As much by luck as good judgment, humans dodged a bullet with Sars in 2003 and to some extent with Covid, which so far has killed about 1% of people infected. But major flu pandemics with very high mortality rates come along every 30 years or so and we are well overdue the next. If we are lucky we will find a vaccine fast and it will only kill 10-20% of people it infects. If we are unlucky, it could be just as transmissible as Omicron and as fatal as Ebola – in which case it would effectively be game over for much of humanity and the global economy.

But we may have seen nothing yet. Climate change is now kicking in, creating a hotter, sicker world with a potentially catastrophic impact on disease. Global heating fundamentally changes the landscape of disease by forcing or enabling species to survive in new places and mix with others. Insects already kill about 700,000 people a year, but global heating allows mosquitoes, mites, fleas, ticks and other vectors to flourish in new areas, spreading dengue, chikungunya, and other diseases to higher ground or to previously cooler climates.

Canadian bacteriologists have shown how in times of great historical environmental change – like now – pathogens jump more easily to new, susceptible hosts. All they need is the opportunity for contact, and warming does just that.
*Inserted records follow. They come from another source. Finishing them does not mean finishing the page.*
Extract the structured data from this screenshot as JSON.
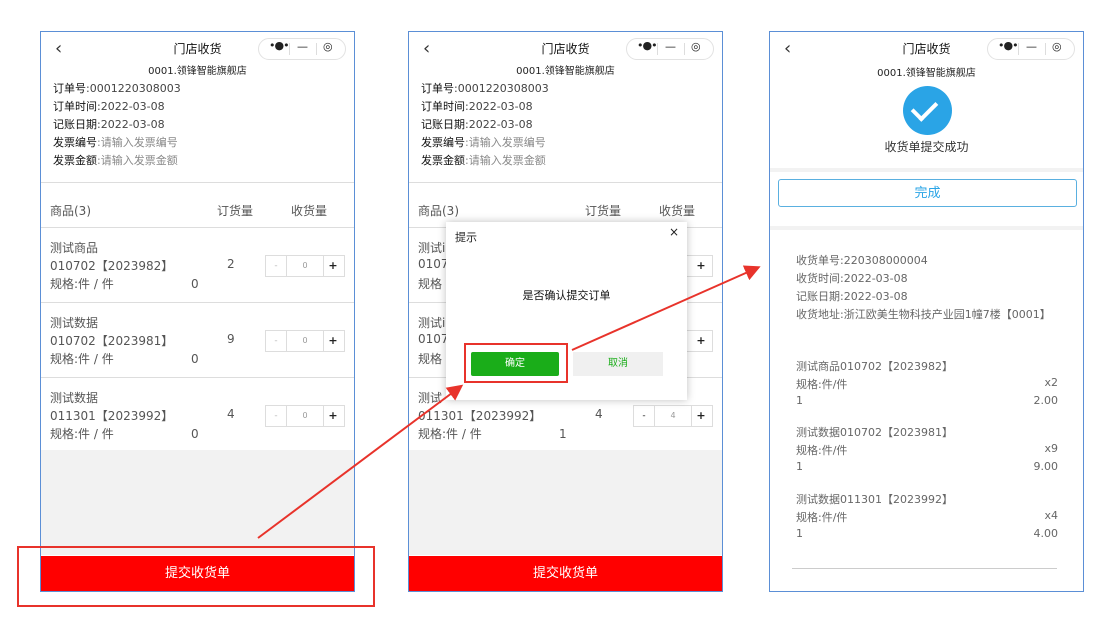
{
  "nav": {
    "title": "门店收货",
    "back_icon": "‹",
    "more_icon": "•●•",
    "minimize_icon": "—",
    "close_icon": "◎"
  },
  "store_name": "0001.领锋智能旗舰店",
  "order": {
    "order_no_label": "订单号",
    "order_no": ":0001220308003",
    "order_time_label": "订单时间",
    "order_time": ":2022-03-08",
    "post_date_label": "记账日期",
    "post_date": ":2022-03-08",
    "invoice_no_label": "发票编号",
    "invoice_no_placeholder": ":请输入发票编号",
    "invoice_amt_label": "发票金额",
    "invoice_amt_placeholder": ":请输入发票金额"
  },
  "table": {
    "col_goods": "商品(3)",
    "col_ordered": "订货量",
    "col_received": "收货量"
  },
  "items": [
    {
      "name": "测试商品",
      "code": "010702【2023982】",
      "spec": "规格:件 / 件",
      "ordered": "2",
      "zero": "0",
      "minus": "-",
      "qty_p1": "0",
      "plus": "+"
    },
    {
      "name": "测试数据",
      "code": "010702【2023981】",
      "spec": "规格:件 / 件",
      "ordered": "9",
      "zero": "0",
      "minus": "-",
      "qty_p1": "0",
      "plus": "+"
    },
    {
      "name": "测试数据",
      "code": "011301【2023992】",
      "spec": "规格:件 / 件",
      "ordered": "4",
      "zero": "0",
      "minus": "-",
      "qty_p1": "0",
      "plus": "+"
    }
  ],
  "screen2": {
    "item_prefix_1": "测试i",
    "code_prefix_1": "0107",
    "spec_prefix_1": "规格",
    "item_prefix_2": "测试i",
    "code_prefix_2": "0107",
    "spec_prefix_2": "规格",
    "item_prefix_3": "测试",
    "code_3": "011301【2023992】",
    "spec_3": "规格:件 / 件",
    "ordered_3": "4",
    "zero_3": "1",
    "qty_3": "4"
  },
  "submit_label": "提交收货单",
  "dialog": {
    "title": "提示",
    "close": "×",
    "message": "是否确认提交订单",
    "confirm": "确定",
    "cancel": "取消"
  },
  "result": {
    "success_text": "收货单提交成功",
    "done_label": "完成",
    "receipt_no": "收货单号:220308000004",
    "receipt_time": "收货时间:2022-03-08",
    "post_date": "记账日期:2022-03-08",
    "address": "收货地址:浙江欧美生物科技产业园1幢7楼【0001】",
    "lines": [
      {
        "title": "测试商品010702【2023982】",
        "spec": "规格:件/件",
        "qty": "x2",
        "count": "1",
        "amount": "2.00"
      },
      {
        "title": "测试数据010702【2023981】",
        "spec": "规格:件/件",
        "qty": "x9",
        "count": "1",
        "amount": "9.00"
      },
      {
        "title": "测试数据011301【2023992】",
        "spec": "规格:件/件",
        "qty": "x4",
        "count": "1",
        "amount": "4.00"
      }
    ]
  },
  "colors": {
    "submit_red": "#ff0000",
    "confirm_green": "#1aad19",
    "success_blue": "#2aa4e6",
    "annotation_red": "#e8332b"
  }
}
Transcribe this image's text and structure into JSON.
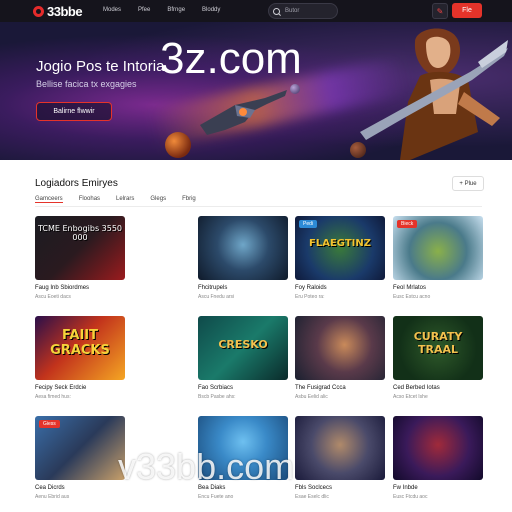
{
  "header": {
    "brand": "33bbe",
    "nav": [
      "Modes",
      "Pfee",
      "Bfrnge",
      "Bloddy"
    ],
    "search_placeholder": "Butor",
    "cta_label": "Fle"
  },
  "hero": {
    "watermark": "3z.com",
    "title": "Jogio Pos te Intoria",
    "subtitle": "Bellise facica tx exgagies",
    "button_label": "Balirne flwwir"
  },
  "section": {
    "title": "Logiadors   Emiryes",
    "more_label": "Plue",
    "tabs": [
      "Gamceers",
      "Floohas",
      "Lelrars",
      "Glegs",
      "Fbrig"
    ]
  },
  "games": [
    {
      "title": "Faug Inb Sbiordmes",
      "meta": "Ascu Eoeti dacs",
      "art_text": "TCME Enbogibs 3550 000"
    },
    {
      "title": "Fhcitrupels",
      "meta": "Ascu Fnedu arsi",
      "art_text": ""
    },
    {
      "title": "Foy Raloids",
      "meta": "Eru Poteo ra:",
      "art_text": "FLAEGTINZ",
      "badge": "Pedi"
    },
    {
      "title": "Feol Mrlatos",
      "meta": "Eusc Estcu acno",
      "art_text": "",
      "badge": "Bieck"
    },
    {
      "title": "Fecipy Seck Erdcie",
      "meta": "Aesa fimed hus:",
      "art_text": "FAIIT GRACKS"
    },
    {
      "title": "Fao Scrbiacs",
      "meta": "Bscb Pasbe ahs:",
      "art_text": "CRESKO"
    },
    {
      "title": "The Fusigrad Ccca",
      "meta": "Asbu Eelid alic",
      "art_text": ""
    },
    {
      "title": "Ced Berbed Iotas",
      "meta": "Acso Etcet Ishe",
      "art_text": "CURATY TRAAL"
    },
    {
      "title": "Cea Dicrds",
      "meta": "Aenu Ebrid aus",
      "art_text": "",
      "badge": "Giess"
    },
    {
      "title": "Bea Diaks",
      "meta": "Encu Fuete ano",
      "art_text": ""
    },
    {
      "title": "Fbls Soclcecs",
      "meta": "Esae Eselc dlic",
      "art_text": ""
    },
    {
      "title": "Fw Inbde",
      "meta": "Eusc Ftcdu aoc",
      "art_text": ""
    }
  ],
  "footer_watermark": "v33bb.com"
}
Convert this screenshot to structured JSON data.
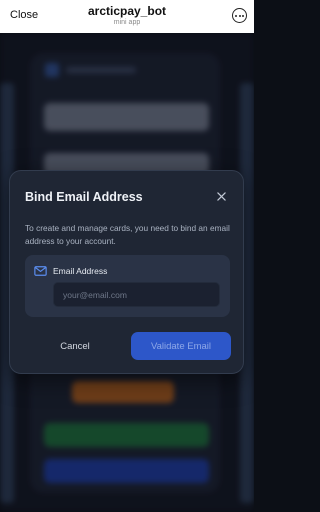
{
  "topbar": {
    "close_label": "Close",
    "title": "arcticpay_bot",
    "subtitle": "mini app"
  },
  "modal": {
    "title": "Bind Email Address",
    "description": "To create and manage cards, you need to bind an email address to your account.",
    "field": {
      "label": "Email Address",
      "value": "",
      "placeholder": "your@email.com"
    },
    "cancel_label": "Cancel",
    "validate_label": "Validate Email"
  },
  "icons": {
    "more": "more-horizontal-icon",
    "close": "close-icon",
    "mail": "mail-icon"
  },
  "colors": {
    "modal_bg": "#1f2634",
    "primary_button": "#2d57c9",
    "accent_icon": "#5b8def"
  }
}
Once they have expanded to new hosts, novel variants are more likely to emerge, each with new infection capacities.

The situation looks bleak, but it is well within human ability to repair and turn this round. Science and new technologies are catching up with vaccines for rare and neglected diseases, and global surveillance and the early detection of potential virus spillovers in the wild can be greatly enhanced. But above all, global finance can be directed to improve creaking public health systems, especially in developing countries. They are the first line of defence and the surest precaution of disease containment.

The big lesson of Covid – and now of monkeypox – is that much infectious disease has its roots in ecological change. That means the health of the planet and the health of humans and must be considered alongside that of animals. It also means we should prepare now for the unexpected, invest in public health as never before, stop cutting down the forests, address climate change and phase out intensive farming. A “one health”, planetary approach to health is the best – and possibly the only – hope we have.